Just weeks before, Trump had sent drug stock prices plummeting after accusing the companies of “getting away with murder” by charging too much for medicines.
But the Trump who greeted chief executives of Johnson & Johnson (JNJ, +0.76%), Novartis (NVS, +0.43%), Merck (MRK, -0.11%), Eli Lilly (LLY, +0.64%), Celgene (CELG, -2.62%), and Amgen (AMGN, +1.23%) on Jan. 31 was a surprisingly genial host who even gave them a personal tour of the Oval Office, according to several participants in the breakfast.
“There is no question that it was better than it could have been or we thought it could be,” said one industry insider familiar with the meeting.
Trump did not repeat his public attacks on the industry. Instead, he focused on “outdated” regulations that drive costs up for drugmakers, according to participants interviewed by Reuters. The CEOs left with Trump’s word that he would streamline regulations and reform the high U.S. corporate tax rate.
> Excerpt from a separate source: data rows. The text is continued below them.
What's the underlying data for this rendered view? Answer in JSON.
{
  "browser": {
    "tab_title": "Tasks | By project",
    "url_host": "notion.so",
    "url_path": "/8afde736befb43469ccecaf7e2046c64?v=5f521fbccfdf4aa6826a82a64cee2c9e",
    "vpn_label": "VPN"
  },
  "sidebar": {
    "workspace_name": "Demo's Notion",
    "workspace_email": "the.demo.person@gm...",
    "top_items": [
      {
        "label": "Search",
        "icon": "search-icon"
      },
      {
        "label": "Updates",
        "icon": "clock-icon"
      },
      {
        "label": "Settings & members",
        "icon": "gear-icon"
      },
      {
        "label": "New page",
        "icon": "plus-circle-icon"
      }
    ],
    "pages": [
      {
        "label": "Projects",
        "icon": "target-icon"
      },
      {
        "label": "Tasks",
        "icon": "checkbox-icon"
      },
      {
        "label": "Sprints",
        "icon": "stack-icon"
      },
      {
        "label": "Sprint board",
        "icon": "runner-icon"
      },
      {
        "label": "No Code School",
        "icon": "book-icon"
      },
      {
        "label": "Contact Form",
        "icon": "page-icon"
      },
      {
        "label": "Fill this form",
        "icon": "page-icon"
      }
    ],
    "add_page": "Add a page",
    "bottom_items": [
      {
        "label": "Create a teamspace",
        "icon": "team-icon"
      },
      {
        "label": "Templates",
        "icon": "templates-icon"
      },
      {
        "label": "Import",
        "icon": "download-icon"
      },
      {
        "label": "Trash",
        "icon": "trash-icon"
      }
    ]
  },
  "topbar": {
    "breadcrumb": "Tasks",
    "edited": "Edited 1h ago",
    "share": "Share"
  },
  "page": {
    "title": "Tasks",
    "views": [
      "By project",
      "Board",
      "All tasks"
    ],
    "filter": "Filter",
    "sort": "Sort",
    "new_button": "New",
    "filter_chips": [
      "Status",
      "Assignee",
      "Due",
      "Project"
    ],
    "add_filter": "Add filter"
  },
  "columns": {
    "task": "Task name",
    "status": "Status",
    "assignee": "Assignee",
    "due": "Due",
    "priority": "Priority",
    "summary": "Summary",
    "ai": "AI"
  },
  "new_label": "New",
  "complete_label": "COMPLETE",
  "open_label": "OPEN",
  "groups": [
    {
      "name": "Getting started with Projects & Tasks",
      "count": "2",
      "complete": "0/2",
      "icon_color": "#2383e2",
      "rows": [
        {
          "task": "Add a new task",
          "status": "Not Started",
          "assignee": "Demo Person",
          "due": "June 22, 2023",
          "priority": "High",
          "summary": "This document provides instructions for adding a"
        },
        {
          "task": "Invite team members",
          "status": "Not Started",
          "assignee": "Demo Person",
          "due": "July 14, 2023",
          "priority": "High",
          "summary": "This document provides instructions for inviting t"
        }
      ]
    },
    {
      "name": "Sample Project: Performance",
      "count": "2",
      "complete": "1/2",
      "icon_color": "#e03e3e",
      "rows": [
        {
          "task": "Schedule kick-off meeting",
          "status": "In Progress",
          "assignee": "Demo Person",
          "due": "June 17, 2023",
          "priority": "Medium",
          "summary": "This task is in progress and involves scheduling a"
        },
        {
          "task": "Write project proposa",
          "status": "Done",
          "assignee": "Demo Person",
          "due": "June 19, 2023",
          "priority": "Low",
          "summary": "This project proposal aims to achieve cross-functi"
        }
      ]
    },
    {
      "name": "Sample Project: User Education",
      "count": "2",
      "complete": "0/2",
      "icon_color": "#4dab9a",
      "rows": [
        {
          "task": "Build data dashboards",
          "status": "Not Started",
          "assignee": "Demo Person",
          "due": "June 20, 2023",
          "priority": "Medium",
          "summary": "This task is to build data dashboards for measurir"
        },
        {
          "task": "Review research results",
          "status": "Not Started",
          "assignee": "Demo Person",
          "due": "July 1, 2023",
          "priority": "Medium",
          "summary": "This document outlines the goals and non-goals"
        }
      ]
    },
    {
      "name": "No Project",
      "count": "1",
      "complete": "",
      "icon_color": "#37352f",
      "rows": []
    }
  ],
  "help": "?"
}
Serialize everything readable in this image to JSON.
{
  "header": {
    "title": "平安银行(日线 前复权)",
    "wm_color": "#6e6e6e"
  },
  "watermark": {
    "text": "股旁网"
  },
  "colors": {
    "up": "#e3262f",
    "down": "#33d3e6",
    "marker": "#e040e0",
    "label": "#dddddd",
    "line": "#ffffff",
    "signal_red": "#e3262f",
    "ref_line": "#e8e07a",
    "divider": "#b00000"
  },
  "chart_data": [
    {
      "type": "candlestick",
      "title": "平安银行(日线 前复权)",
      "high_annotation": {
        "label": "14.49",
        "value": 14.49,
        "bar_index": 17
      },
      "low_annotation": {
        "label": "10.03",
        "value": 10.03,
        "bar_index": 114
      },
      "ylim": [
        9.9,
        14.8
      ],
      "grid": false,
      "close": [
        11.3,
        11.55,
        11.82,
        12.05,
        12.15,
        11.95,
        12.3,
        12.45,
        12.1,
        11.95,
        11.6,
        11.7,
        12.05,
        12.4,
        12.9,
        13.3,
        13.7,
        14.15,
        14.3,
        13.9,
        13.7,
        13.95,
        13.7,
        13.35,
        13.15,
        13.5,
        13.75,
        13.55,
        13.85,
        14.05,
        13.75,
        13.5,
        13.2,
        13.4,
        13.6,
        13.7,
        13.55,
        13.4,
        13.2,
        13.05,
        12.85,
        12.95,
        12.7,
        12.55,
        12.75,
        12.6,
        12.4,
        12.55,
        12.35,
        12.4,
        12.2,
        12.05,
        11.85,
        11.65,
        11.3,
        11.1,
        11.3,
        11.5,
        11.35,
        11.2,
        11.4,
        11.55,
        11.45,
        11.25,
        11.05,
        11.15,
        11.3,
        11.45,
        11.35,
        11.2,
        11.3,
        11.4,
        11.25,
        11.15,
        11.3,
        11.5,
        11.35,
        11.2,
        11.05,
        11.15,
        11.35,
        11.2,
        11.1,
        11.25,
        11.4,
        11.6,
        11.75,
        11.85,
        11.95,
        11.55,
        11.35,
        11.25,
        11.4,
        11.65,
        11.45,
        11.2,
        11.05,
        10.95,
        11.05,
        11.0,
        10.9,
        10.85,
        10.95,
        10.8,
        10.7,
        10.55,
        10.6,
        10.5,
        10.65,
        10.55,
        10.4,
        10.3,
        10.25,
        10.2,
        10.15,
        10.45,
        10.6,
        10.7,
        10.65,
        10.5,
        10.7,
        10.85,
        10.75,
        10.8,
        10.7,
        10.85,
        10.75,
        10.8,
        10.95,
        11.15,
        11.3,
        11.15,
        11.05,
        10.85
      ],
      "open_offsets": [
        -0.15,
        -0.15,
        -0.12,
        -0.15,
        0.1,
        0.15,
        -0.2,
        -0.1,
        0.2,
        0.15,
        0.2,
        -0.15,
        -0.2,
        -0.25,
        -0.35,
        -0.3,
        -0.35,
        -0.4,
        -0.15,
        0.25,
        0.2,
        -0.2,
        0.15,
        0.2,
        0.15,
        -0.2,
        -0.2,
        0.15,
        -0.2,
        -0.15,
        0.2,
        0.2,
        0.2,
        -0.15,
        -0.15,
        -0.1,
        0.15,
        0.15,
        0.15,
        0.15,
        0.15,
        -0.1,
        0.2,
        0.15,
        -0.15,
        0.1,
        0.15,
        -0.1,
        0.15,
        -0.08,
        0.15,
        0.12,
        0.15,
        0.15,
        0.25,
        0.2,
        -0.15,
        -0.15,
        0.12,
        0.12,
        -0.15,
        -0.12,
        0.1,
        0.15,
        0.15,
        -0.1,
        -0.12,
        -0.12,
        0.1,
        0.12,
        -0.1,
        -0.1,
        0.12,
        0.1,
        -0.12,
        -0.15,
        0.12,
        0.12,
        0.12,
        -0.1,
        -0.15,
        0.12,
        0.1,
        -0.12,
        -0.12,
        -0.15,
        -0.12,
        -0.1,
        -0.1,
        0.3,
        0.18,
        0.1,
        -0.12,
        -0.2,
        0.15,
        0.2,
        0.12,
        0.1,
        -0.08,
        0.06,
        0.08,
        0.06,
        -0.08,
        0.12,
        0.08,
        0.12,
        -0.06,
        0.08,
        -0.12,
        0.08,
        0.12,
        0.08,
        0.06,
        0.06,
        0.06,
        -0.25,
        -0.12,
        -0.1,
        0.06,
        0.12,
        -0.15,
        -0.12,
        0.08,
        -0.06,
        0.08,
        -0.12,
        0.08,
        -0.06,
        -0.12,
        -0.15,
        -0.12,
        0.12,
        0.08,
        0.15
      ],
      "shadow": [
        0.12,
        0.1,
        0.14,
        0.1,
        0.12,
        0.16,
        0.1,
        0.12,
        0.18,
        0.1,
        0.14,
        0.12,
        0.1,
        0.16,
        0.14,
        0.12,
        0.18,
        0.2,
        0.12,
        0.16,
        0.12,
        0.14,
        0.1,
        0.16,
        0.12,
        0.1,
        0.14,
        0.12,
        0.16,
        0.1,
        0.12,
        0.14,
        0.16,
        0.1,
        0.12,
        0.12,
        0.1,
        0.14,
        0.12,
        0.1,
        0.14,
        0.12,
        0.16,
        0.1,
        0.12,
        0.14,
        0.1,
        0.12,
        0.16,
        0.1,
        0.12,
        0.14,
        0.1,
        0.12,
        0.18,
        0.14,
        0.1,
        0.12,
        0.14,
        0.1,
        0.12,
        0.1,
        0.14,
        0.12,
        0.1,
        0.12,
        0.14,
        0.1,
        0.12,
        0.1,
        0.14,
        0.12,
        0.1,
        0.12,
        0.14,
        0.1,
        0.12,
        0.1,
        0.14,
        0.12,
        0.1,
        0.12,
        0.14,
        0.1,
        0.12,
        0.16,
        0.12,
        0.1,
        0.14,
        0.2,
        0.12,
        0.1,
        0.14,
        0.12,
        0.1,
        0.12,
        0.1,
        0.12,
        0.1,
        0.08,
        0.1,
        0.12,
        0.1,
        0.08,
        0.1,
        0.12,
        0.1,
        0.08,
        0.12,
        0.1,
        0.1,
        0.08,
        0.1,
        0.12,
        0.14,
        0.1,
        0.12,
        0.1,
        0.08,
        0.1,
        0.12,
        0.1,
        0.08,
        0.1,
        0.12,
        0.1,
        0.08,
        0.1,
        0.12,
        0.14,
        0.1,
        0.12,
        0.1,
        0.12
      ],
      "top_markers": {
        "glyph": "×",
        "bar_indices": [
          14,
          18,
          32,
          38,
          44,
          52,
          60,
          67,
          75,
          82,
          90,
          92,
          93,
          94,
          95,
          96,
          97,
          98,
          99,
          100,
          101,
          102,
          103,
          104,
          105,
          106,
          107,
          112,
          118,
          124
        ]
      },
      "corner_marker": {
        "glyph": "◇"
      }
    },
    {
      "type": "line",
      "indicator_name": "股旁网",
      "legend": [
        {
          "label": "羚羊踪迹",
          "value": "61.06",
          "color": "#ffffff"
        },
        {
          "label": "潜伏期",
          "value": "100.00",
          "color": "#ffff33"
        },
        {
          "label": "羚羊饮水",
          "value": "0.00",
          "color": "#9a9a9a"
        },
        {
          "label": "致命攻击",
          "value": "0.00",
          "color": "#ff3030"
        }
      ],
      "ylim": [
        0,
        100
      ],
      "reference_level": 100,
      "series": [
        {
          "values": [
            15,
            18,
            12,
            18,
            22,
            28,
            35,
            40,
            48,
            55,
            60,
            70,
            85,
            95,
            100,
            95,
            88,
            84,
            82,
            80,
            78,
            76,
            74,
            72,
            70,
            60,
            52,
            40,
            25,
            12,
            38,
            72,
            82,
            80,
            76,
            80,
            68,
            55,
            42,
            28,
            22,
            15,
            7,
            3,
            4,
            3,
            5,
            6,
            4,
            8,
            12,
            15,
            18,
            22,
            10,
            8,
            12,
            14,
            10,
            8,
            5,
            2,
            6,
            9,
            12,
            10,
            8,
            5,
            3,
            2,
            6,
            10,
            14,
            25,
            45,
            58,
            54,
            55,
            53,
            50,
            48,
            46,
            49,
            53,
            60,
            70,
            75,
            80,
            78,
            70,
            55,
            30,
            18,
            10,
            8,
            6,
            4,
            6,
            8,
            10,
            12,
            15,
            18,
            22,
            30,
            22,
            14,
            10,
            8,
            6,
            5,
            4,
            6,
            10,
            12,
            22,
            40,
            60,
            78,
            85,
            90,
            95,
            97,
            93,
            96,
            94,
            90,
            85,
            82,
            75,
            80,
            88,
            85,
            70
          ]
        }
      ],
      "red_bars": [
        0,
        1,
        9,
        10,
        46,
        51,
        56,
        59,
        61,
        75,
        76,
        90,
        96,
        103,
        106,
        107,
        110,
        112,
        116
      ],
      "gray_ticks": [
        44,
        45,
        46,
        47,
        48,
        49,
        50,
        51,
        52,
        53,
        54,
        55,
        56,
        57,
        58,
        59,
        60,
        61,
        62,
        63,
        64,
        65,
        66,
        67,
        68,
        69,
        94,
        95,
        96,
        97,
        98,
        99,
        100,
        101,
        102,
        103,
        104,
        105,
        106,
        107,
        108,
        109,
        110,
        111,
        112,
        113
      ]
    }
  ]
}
Since taking office on Jan. 20, Trump has held at least nine meetings with groups of business leaders, including automakers, airlines, retailers and health insurers. On Wednesday, he was hosting lunch for a group of New York real estate developers and private equity CEOs, during which possible private-public partnerships on infrastructure would be discussed, according to a person briefed on the meeting.
In early morning or late-night tweets and in speeches, Trump has lambasted many of these companies for cost over-runs, or high prices, or foreign manufacturing, often knocking down their share prices.
But Reuters interviews with nearly a dozen executives and lobbyists who have taken part in these meetings or have been briefed on them reveal a Trump who is very different from his uncompromising and demanding @realDonaldTrump Twitter handle.
When he meets the nation’s top chief executives in person, he is a mix of charm and cajoling. This Trump is flexible and inquisitive, a schmoozer who remembers birthdays and often lavishes praise on their companies, said the people, who spoke on condition of anonymity so they could freely discuss private meetings.